MENS SHEDS
Along the Way: Stories of Connection
The Sheds Gave Me Something I Didn’t Know I Needed
A reflection by Lorna Dancey
Earlier this year, I was commissioned by Alberta Men’s Shed to travel across the province, visiting 10 Sheds to document the stories of men whose lives had been changed by these spaces.
I walked in ready to observe, listen, and photograph. What I didn’t expect was how deeply I’d feel it.
Before the handshakes, the coffee, and the warmth of the room, there was a smell that stopped me in my tracks:
Sawdust.
My dad was a carpenter. He came home six days a week, tired, wooden pencil tucked behind his ear, tool belt slumped by the door. He didn’t teach me how to use the tools. He was always working. But he taught me how to build a life with heart.
He passed away 14 years ago.
But every time I walked into a Shed, I felt him there. Not speaking. Just present. Like he had arrived ahead of me to say:
“You’re exactly where you’re meant to be.”
Over three months, I met more than 40 men. Each carried a story, some shared with words, others in silence. Some had lost partners. Some had lost careers. Some were slowly losing pieces of themselves to illness, memory, or time. But what they all longed for was the same:
To be seen again. To be useful again. To belong again.
Men’s Sheds aren’t just about fixing things. They’re about camaraderie, purpose, and having a safe place to simply be yourself. A place where men feel seen, heard, and valued without pressure to perform or pretend.In between sanding, sorting, and sipping coffee, these men were laughing, listening, and opening up about grief, resilience, and joy.
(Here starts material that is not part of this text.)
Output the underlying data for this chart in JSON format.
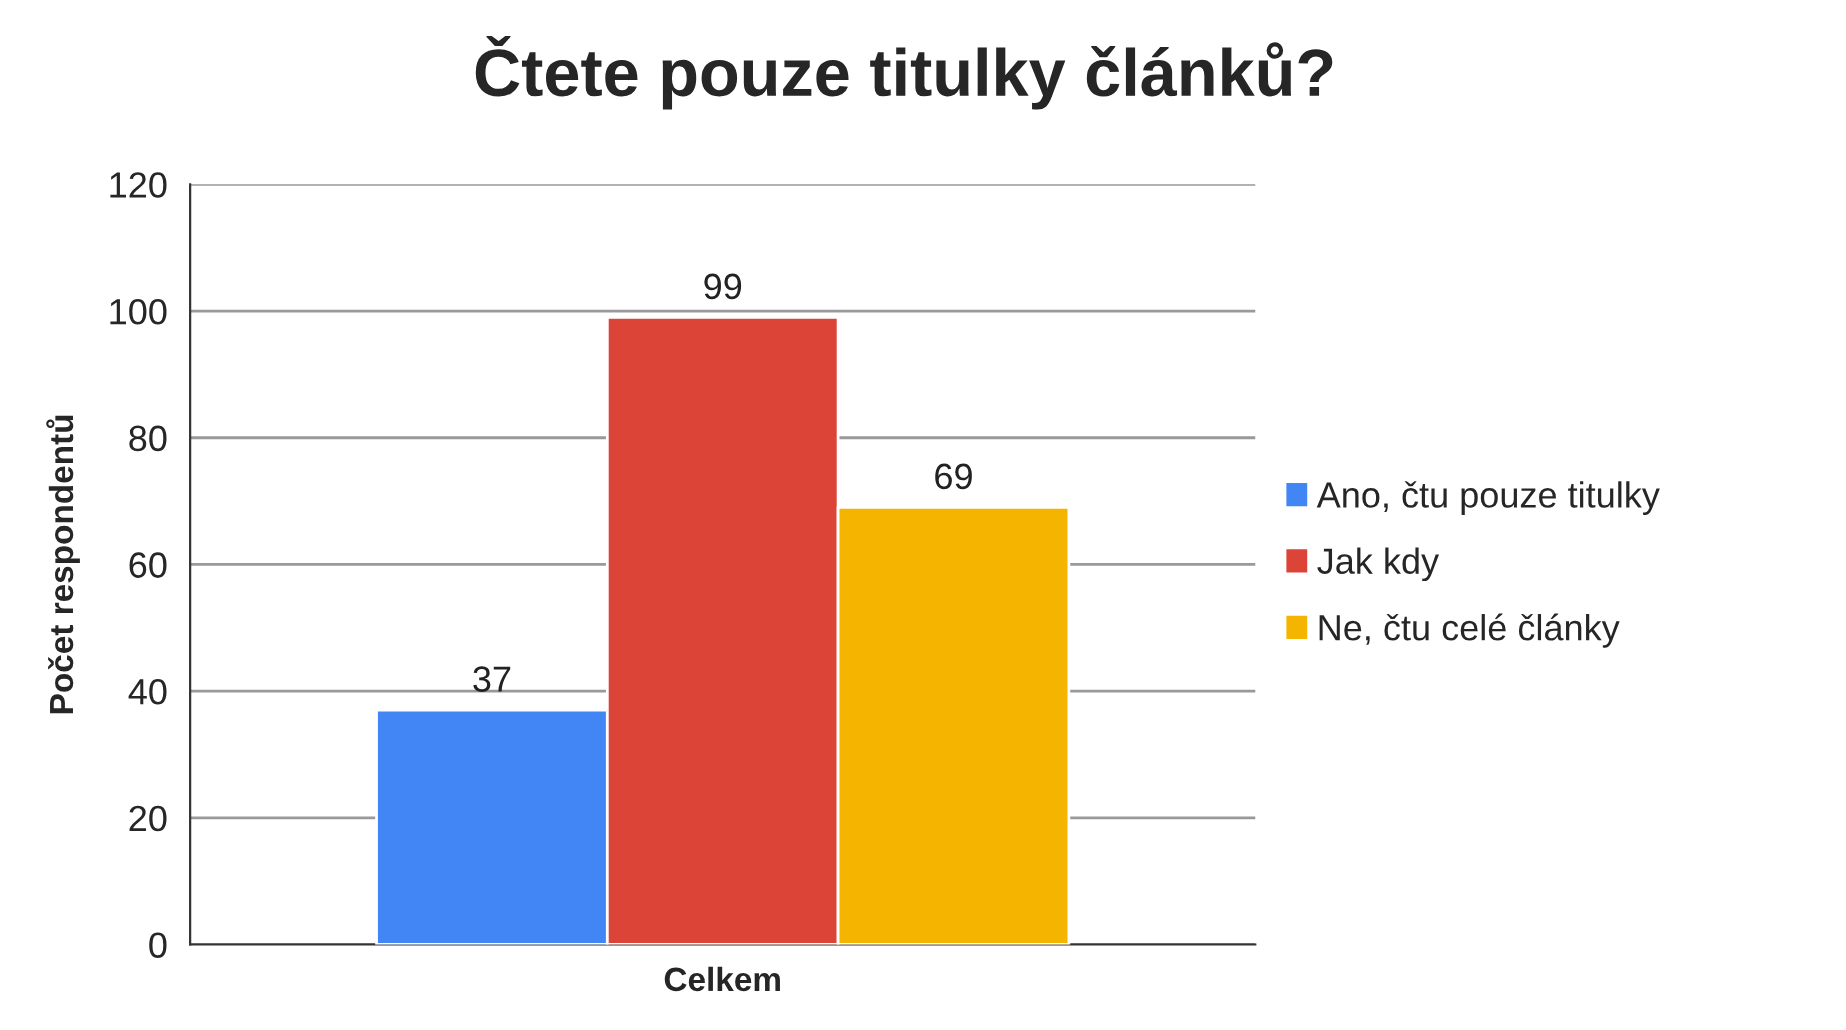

And in those conversations, often quiet, always honest, something shifted in me too. By being with them, I was reminded of what truly matters:
- To slow down.
- To notice what I rush past.
- To make time for what I love and who I love.
- To remember that in a world that glorifies productivity, presence is the real currency.
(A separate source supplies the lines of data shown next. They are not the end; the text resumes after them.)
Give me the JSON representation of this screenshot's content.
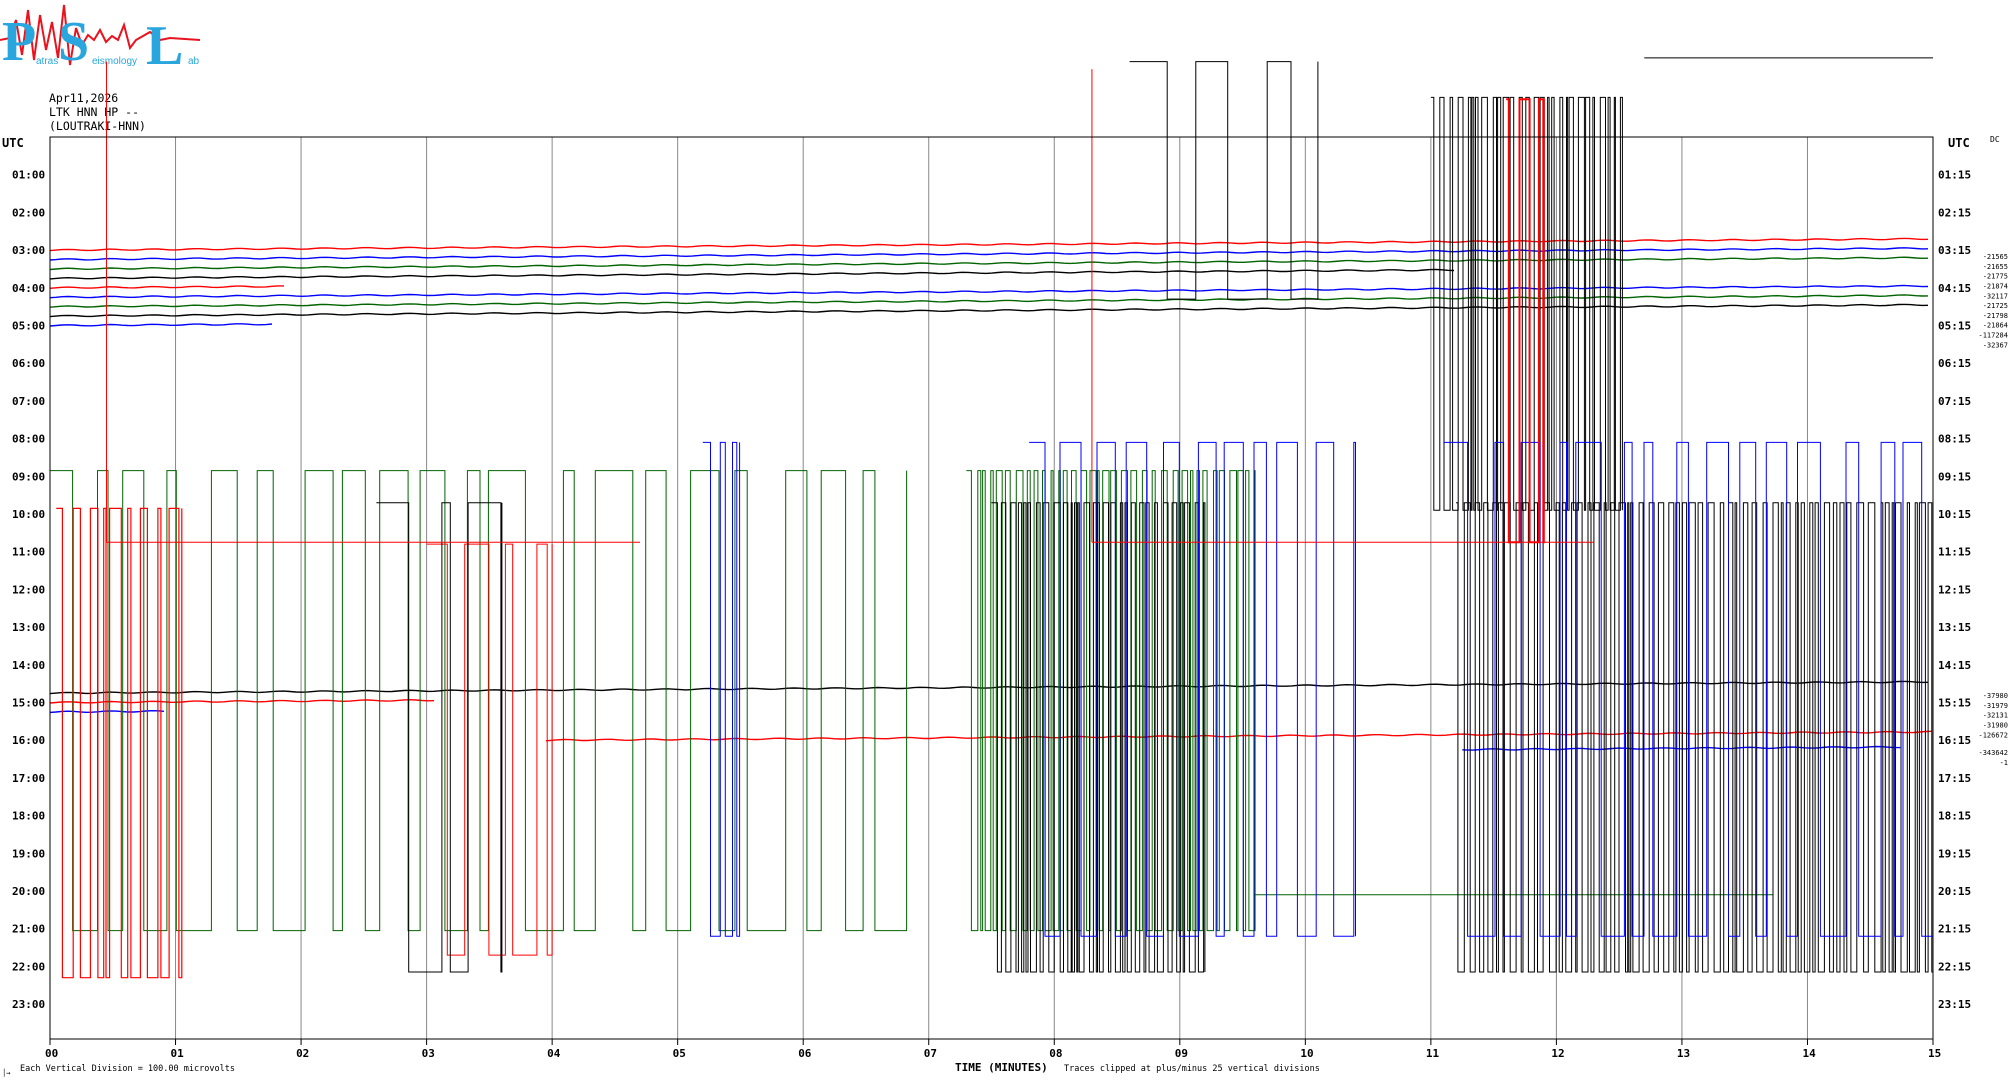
{
  "logo": {
    "letter_p": "P",
    "letter_s": "S",
    "letter_l": "L",
    "word_1": "atras",
    "word_2": "eismology",
    "word_3": "ab"
  },
  "header": {
    "date": "Apr11,2026",
    "station": "LTK HNN HP --",
    "location": "(LOUTRAKI-HNN)"
  },
  "labels": {
    "utc_left": "UTC",
    "utc_right": "UTC",
    "dc": "DC",
    "xlabel": "TIME (MINUTES)",
    "clip_note": "Traces clipped at plus/minus 25 vertical divisions",
    "scale_note": "Each Vertical Division =  100.00 microvolts",
    "corner": "│→"
  },
  "chart_data": {
    "type": "line",
    "title": "LTK HNN HP --",
    "xlabel": "TIME (MINUTES)",
    "xlim": [
      0,
      15
    ],
    "x_ticks": [
      "00",
      "01",
      "02",
      "03",
      "04",
      "05",
      "06",
      "07",
      "08",
      "09",
      "10",
      "11",
      "12",
      "13",
      "14",
      "15"
    ],
    "left_hours": [
      "01:00",
      "02:00",
      "03:00",
      "04:00",
      "05:00",
      "06:00",
      "07:00",
      "08:00",
      "09:00",
      "10:00",
      "11:00",
      "12:00",
      "13:00",
      "14:00",
      "15:00",
      "16:00",
      "17:00",
      "18:00",
      "19:00",
      "20:00",
      "21:00",
      "22:00",
      "23:00"
    ],
    "right_hours": [
      "01:15",
      "02:15",
      "03:15",
      "04:15",
      "05:15",
      "06:15",
      "07:15",
      "08:15",
      "09:15",
      "10:15",
      "11:15",
      "12:15",
      "13:15",
      "14:15",
      "15:15",
      "16:15",
      "17:15",
      "18:15",
      "19:15",
      "20:15",
      "21:15",
      "22:15",
      "23:15"
    ],
    "dc_values_a": [
      "-21565",
      "-21655",
      "-21775",
      "-21874",
      "-32117",
      "-21725",
      "-21798",
      "-21864",
      "-117284",
      "-32367"
    ],
    "dc_values_b": [
      "-37980",
      "-31979",
      "-32131",
      "-31980",
      "-126672",
      "-343642",
      "-1"
    ],
    "series_colors": [
      "#000000",
      "#ff0000",
      "#0000ff",
      "#006400"
    ],
    "traces": [
      {
        "row": 3.0,
        "color": "#ff0000",
        "x0": 0.0,
        "x1": 15.0
      },
      {
        "row": 3.25,
        "color": "#0000ff",
        "x0": 0.0,
        "x1": 15.0
      },
      {
        "row": 3.5,
        "color": "#006400",
        "x0": 0.0,
        "x1": 15.0
      },
      {
        "row": 3.75,
        "color": "#000000",
        "x0": 0.0,
        "x1": 11.2
      },
      {
        "row": 4.0,
        "color": "#ff0000",
        "x0": 0.0,
        "x1": 1.9
      },
      {
        "row": 4.25,
        "color": "#0000ff",
        "x0": 0.0,
        "x1": 15.0
      },
      {
        "row": 4.5,
        "color": "#006400",
        "x0": 0.0,
        "x1": 15.0
      },
      {
        "row": 4.75,
        "color": "#000000",
        "x0": 0.0,
        "x1": 15.0
      },
      {
        "row": 5.0,
        "color": "#0000ff",
        "x0": 0.0,
        "x1": 1.8
      },
      {
        "row": 14.75,
        "color": "#000000",
        "x0": 0.0,
        "x1": 15.0
      },
      {
        "row": 15.0,
        "color": "#ff0000",
        "x0": 0.0,
        "x1": 3.1
      },
      {
        "row": 15.25,
        "color": "#0000ff",
        "x0": 0.0,
        "x1": 0.95
      },
      {
        "row": 16.0,
        "color": "#ff0000",
        "x0": 3.95,
        "x1": 15.0
      },
      {
        "row": 16.25,
        "color": "#0000ff",
        "x0": 11.25,
        "x1": 14.75
      }
    ]
  }
}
These men didn’t give advice. They showed me with how they show up for each other.
And now I carry this with me:
Sometimes, when you walk into a room that smells like sawdust, the people you’ve loved aren’t gone. They’re still with you in scent, in memory, in the stories you collect along the way. Maybe this is how my dad teaches me now. In the stillness he never had. In the slowing down he never gave himself. In the time I’m finally learning to make. He didn’t teach me how to use his tools. But somehow, through this, he’s showing me how to live.
Thank you to Alberta Men’s Shed and the fellows across the province who welcomed me with laughter, trust, and truth. Keep building each other up. The tools of human connection are the most important tools we have.